Из лесу ко двору ведет не очень четко различимая дорога, по которой летом и пешком-то ходят редко, а телеги не ездят вовсе. Человек, прибывающий по ней сюда летом — редкость, не то что зимой, когда и жители дома участвуют в вывозе бревен. Но тот, кто, идучи по своим делам, приближается таким вечером к этому хозяйству, видит его весьма привлекательным: на уныло ровной поляне, окруженной пнями вырубки, постройки по обеим сторонам дороги, проходящей так близко от жилого дома, что зимой поперечные брусья волокуш задевают за него, и батрак, обнажая искривленные зубы на красном от мороза лице, кричит товарищам в других санях:
— Не обивайте углы дома Сантры!
На лесную просеку ведет серая, полураспахнутая калитка из жердей, обветшалая, словно бы оставленная так какой-то бабой или ее детишками. Там, у самой калитки, со стороны просеки конец (или начало) полуразвалившейся поленницы — а сама просека странно широкая, и по обе стороны ее тянется старая замшелая ограда, местами подпертая палками, словно устала указывать путь.
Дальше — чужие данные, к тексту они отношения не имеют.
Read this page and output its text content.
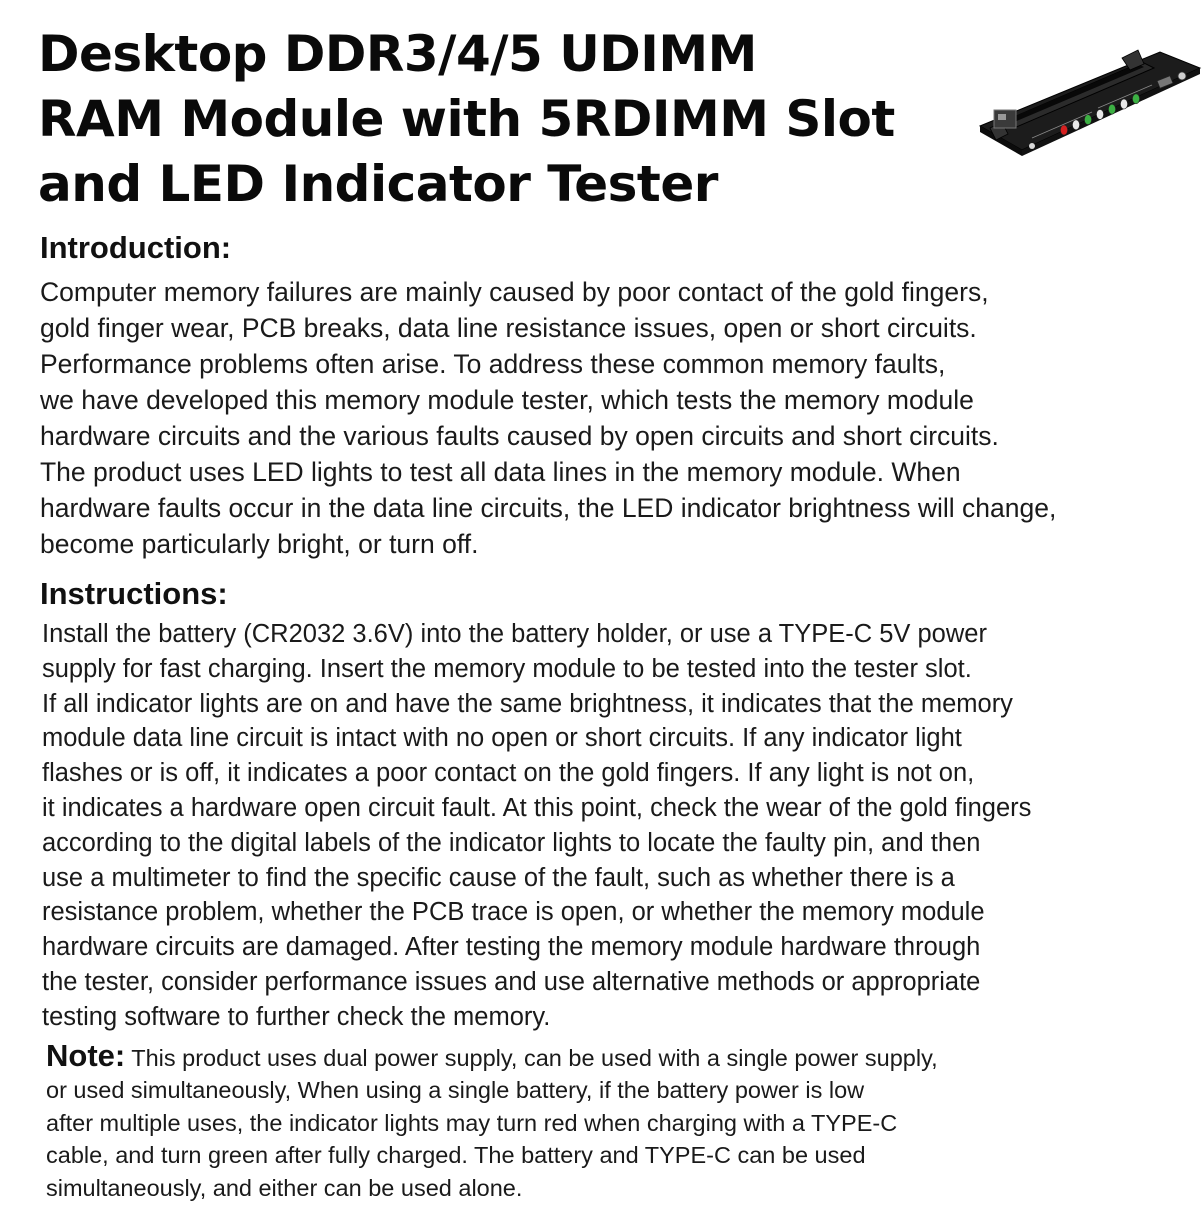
Desktop DDR3/4/5 UDIMM
RAM Module with 5RDIMM Slot
and LED Indicator Tester
Introduction:
Computer memory failures are mainly caused by poor contact of the gold fingers,
gold finger wear, PCB breaks, data line resistance issues, open or short circuits.
Performance problems often arise. To address these common memory faults,
we have developed this memory module tester, which tests the memory module
hardware circuits and the various faults caused by open circuits and short circuits.
The product uses LED lights to test all data lines in the memory module. When
hardware faults occur in the data line circuits, the LED indicator brightness will change,
become particularly bright, or turn off.
Instructions:
Install the battery (CR2032 3.6V) into the battery holder, or use a TYPE-C 5V power
supply for fast charging. Insert the memory module to be tested into the tester slot.
If all indicator lights are on and have the same brightness, it indicates that the memory
module data line circuit is intact with no open or short circuits. If any indicator light
flashes or is off, it indicates a poor contact on the gold fingers. If any light is not on,
it indicates a hardware open circuit fault. At this point, check the wear of the gold fingers
according to the digital labels of the indicator lights to locate the faulty pin, and then
use a multimeter to find the specific cause of the fault, such as whether there is a
resistance problem, whether the PCB trace is open, or whether the memory module
hardware circuits are damaged. After testing the memory module hardware through
the tester, consider performance issues and use alternative methods or appropriate
testing software to further check the memory.
Note: This product uses dual power supply, can be used with a single power supply,
or used simultaneously, When using a single battery, if the battery power is low
after multiple uses, the indicator lights may turn red when charging with a TYPE-C
cable, and turn green after fully charged. The battery and TYPE-C can be used
simultaneously, and either can be used alone.
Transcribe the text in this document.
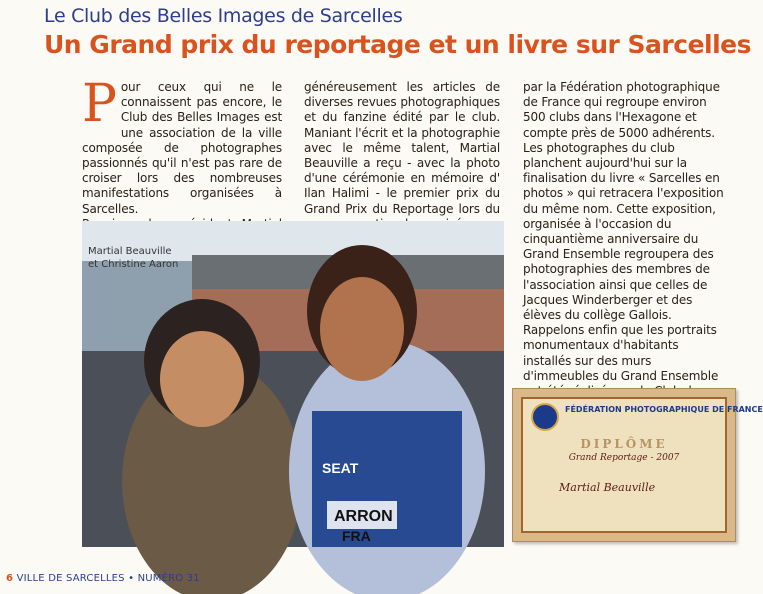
Le Club des Belles Images de Sarcelles
Un Grand prix du reportage et un livre sur Sarcelles
P our ceux qui ne le connaissent pas encore, le Club des Belles Images est une association de la ville composée de photographes passionnés qu'il n'est pas rare de croiser lors des nombreuses manifestations organisées à Sarcelles.

généreusement les articles de diverses revues photographiques et du fanzine édité par le club. Maniant l'écrit et la photographie avec le même talent, Martial Beauville a reçu - avec la photo d'une cérémonie en mémoire d' Ilan Halimi - le premier prix du Grand Prix du Reportage lors du

par la Fédération photographique de France qui regroupe environ 500 clubs dans l'Hexagone et compte près de 5000 adhérents.

Les photographes du club planchent aujourd'hui sur la finalisation du livre « Sarcelles en photos » qui retracera l'exposition du même nom. Cette exposition, organisée à l'occasion du cinquantième anniversaire du Grand Ensemble regroupera des photographies des membres de l'association ainsi que celles de Jacques Winderberger et des élèves du collège Gallois.

Rappelons enfin que les portraits monumentaux d'habitants installés sur des murs d'immeubles du Grand Ensemble

ARRON
FRA
SEAT
Martial Beauville
et Christine Aaron
FÉDÉRATION PHOTOGRAPHIQUE DE FRANCE
DIPLÔME
Grand Reportage - 2007
Martial Beauville
6 VILLE DE SARCELLES • NUMÉRO 31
Однако кому придет охота бродить ради таких наблюдений в подобную послеобеденную пору. Дорога, бывшая весной сплошной густой грязью, засохла, и оставленная теперь в покое как бы в возмещение за причиненные весной муки вытолкнула из своего нутра пышный и красивый конский щавель и колокольчики, и не было здесь, как видим, напряженного труда, который мог бы помешать их росту. Тут приятно идти кому угодно, особенно так поздно, когда большая красноватая и круглая луна начинает подниматься в южном конце просеки. В эти недели она еще не светит по-настоящему, а просто виднеется. Но все-таки она была бы будто своя тому, кто приблизился бы в это время к избе, к окошку в конце сеней, которое можно открыть толкнув снаружи. Но кому захочется толкать такое окно! Разве что так, потехи ради. Сени обшиты некрашеными досками, стекло странно синеватое, но еще более загадочна находящаяся за ним занавеска, висящая там много лет в любое время года, — равномерно дырявый лоскут какой то гардины с какого-то окна побольше и получше, чем это, и избе у глинистой просеки, но он хорошо, полностью занавешивает окно изнутри, занавешивает уже многие годы. Странное окно, даже если смотреть на него вблизи: за занавеской непроглядная темень, будто солнце не проникает туда никогда — оно и не проникает, поскольку даже погожими летними вечерами в самые долгие дни по обе стороны Ивановой ночи, когда оно могло бы это сделать, окно загораживает находящийся поблизости дровяной сарай, и солнышку приходится заходить куда-то за него, за вырубку, за камни, в неизвестность, в постепенно заболачивающиеся леса. Какой-то тихий господин однажды летом бродил там с альбомом и нарисовал дровяной сарай, с давно уже перебитым порогом, потому что его использовали вместо колоды для рубки хвороста. Господин рисовал, сидя во дворе, он попросил молока, получил его и выпил, затем пошел восвояси по просеке. Уходя, он взглянул как-то особенно на окно сеней. Это заметили дети.
От Меттяля ведут пешеходные тропы, долгие расстояния, дороги, используемые только летом, и участки полного бездорожья. Но постепенно лес редеет, дороги расширяются, появляются песчаные проселки и покрашенные дома со многими окнами, окнами столь большими, что занавеска, полностью закрывающая окошко в избе Меттяля, была бы лишь крохотной частью целой красивой гардины такого окна. И каждому такому окну требуется даже по две гардины, но они закрывают только края окна, а посередине выращенные хозяйской дочерью красные и пестрые пеларгонии могут во всей красе являть себя всем проходящим мимо: смотреть позволительно любому путнику, кто бы он ни был, и, пожалуй, даже завидовать, лишь бы он не пытался заполучить что-нибудь… И другой дом, тоже такой же большой: сиреневые кусты, образующие естественную беседку, и качели во дворе. К нему ответвляется дорога от шоссе, вдоль которого снова попадаются жилища поплоше и поля, неизвестно чьи; наконец, если захочешь, можешь свернуть с песчаной дороги на такую, где видны колеи, проложенные подводами, или свернуть на поле, перейти через мост и выйти снова на дорогу побольше.
Когда подобные виды повторится перед летним путником раза два-три, он наконец достигнет окрестности усадьбы Телиранта, напротив которой по другую сторону озера — каждое на своем месте среди лесов — изба Ману, лачуга Альвийны и бедняцкое хозяйство Сюрьямяки.